Church's methods were adopted around the world, and he himself set up monitoring systems in the Andes, the Himalayan Mountains and Europe.

"The snow observatory and surveys on Mount Rose still continue and are part of a tradition of field observatories here in Nevada," said Franco Biondi, professor of geography at the UNR and co-organizer for the conference. "Methods developed by Church are still used today in snow surveying and field observatories around the world. In fact, one of our field trips this week (was) to the snow observatory on Mount Rose."

The conference, "Mountain Observatories — A Global Fair and Workshop on Long-Term Observing Systems of Mountain Social-Ecological Systems," was organized by the Mountain Research Initiative at the Institute of Geography in Bern, Switzerland, in partnership with the University's Extended Studies program and the DendroLab, which is run by Biondi in the College of Science.

"This is different than a typical conference, because in addition to the field trips, and some traditional format such as keynote speakers, there (were) workshops and roundtable discussions to compare projects, instrumentation and systems," Biondi said. "This is not the first time scientists will be getting together to talk about mountain observing systems, but it is new on this scale".
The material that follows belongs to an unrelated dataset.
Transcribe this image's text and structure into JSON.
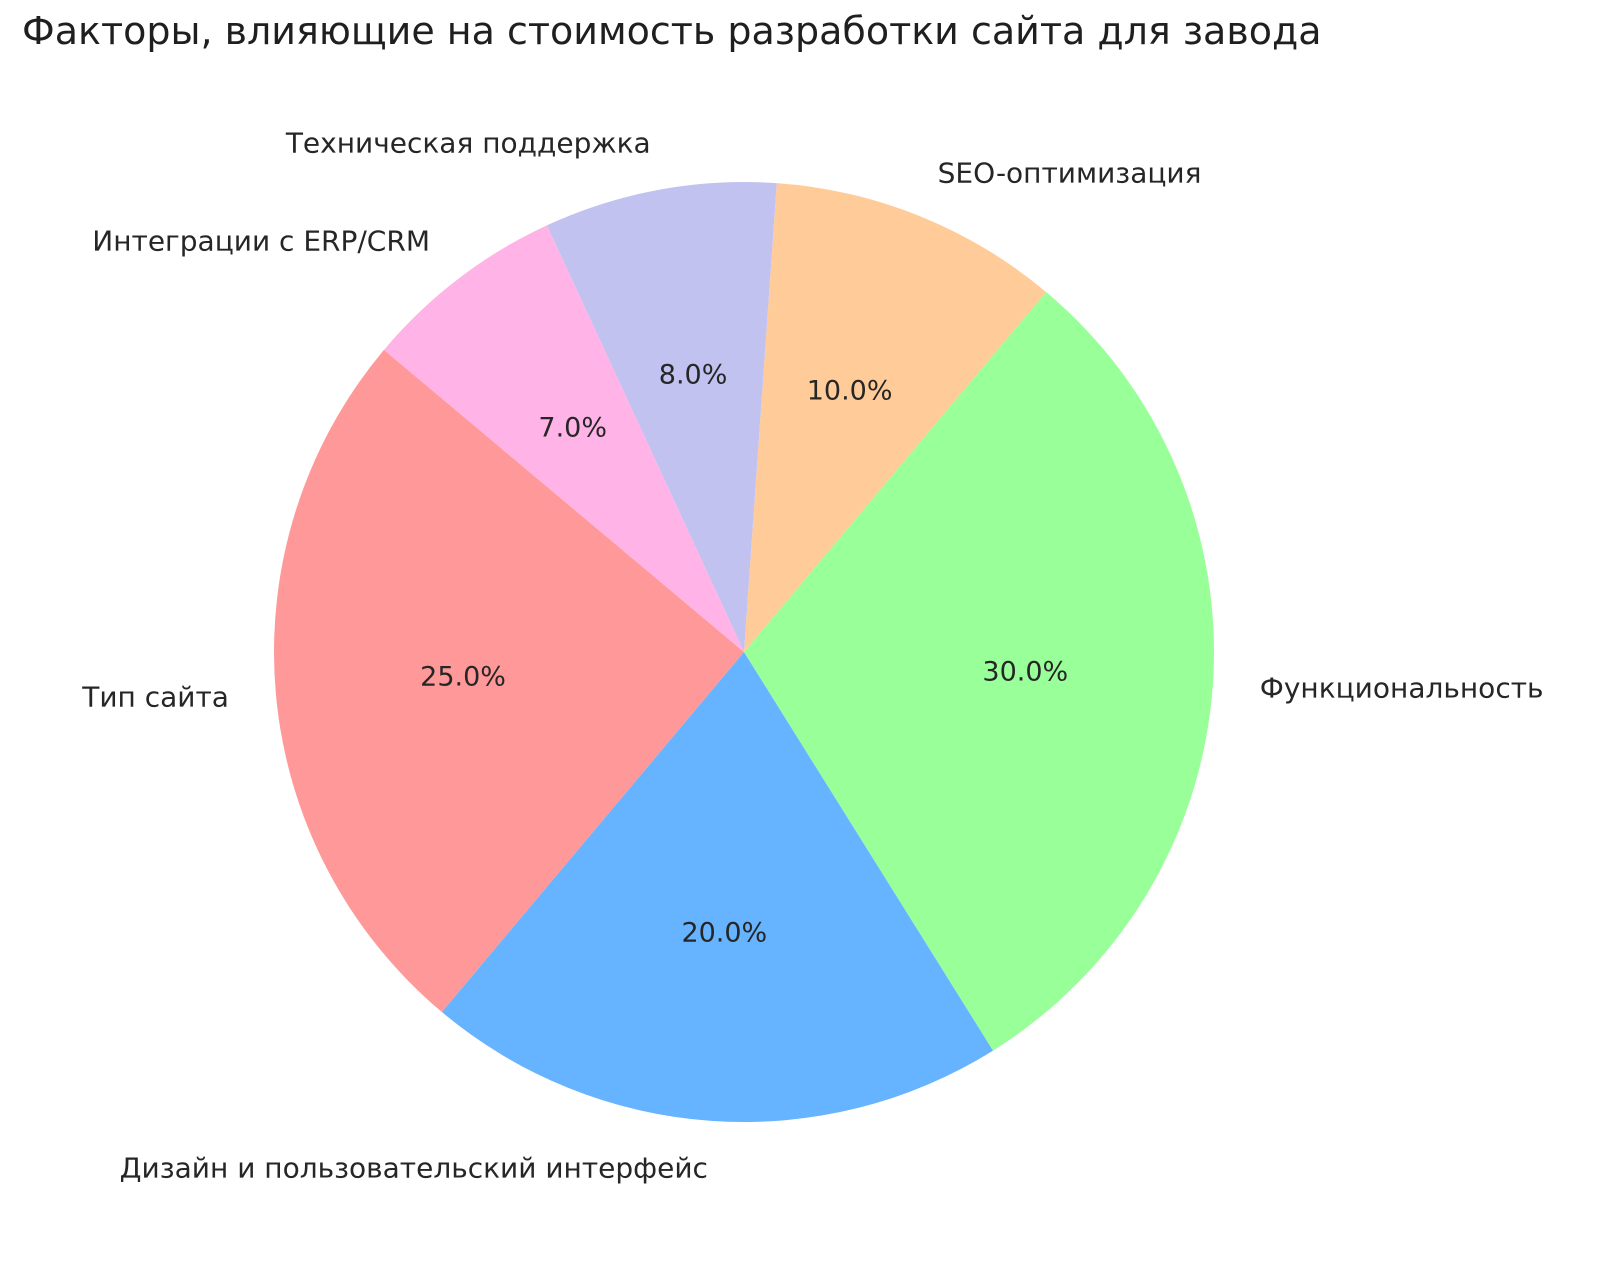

"MRI chose to have this meeting here because of the university's tradition of field work and research, the innovative observation systems that were recently put in place and the variety of ecological and social interactions in the region."

Biondi oversees four National Science Foundation-funded research projects, and he was the statewide lead for the Ecological Change component of a multi-institutional collaboration funded by the National Science Foundation for $15 million. It established a comprehensive environmental monitoring system across the Great Basin of Nevada through the Nevada Climate Change Portal.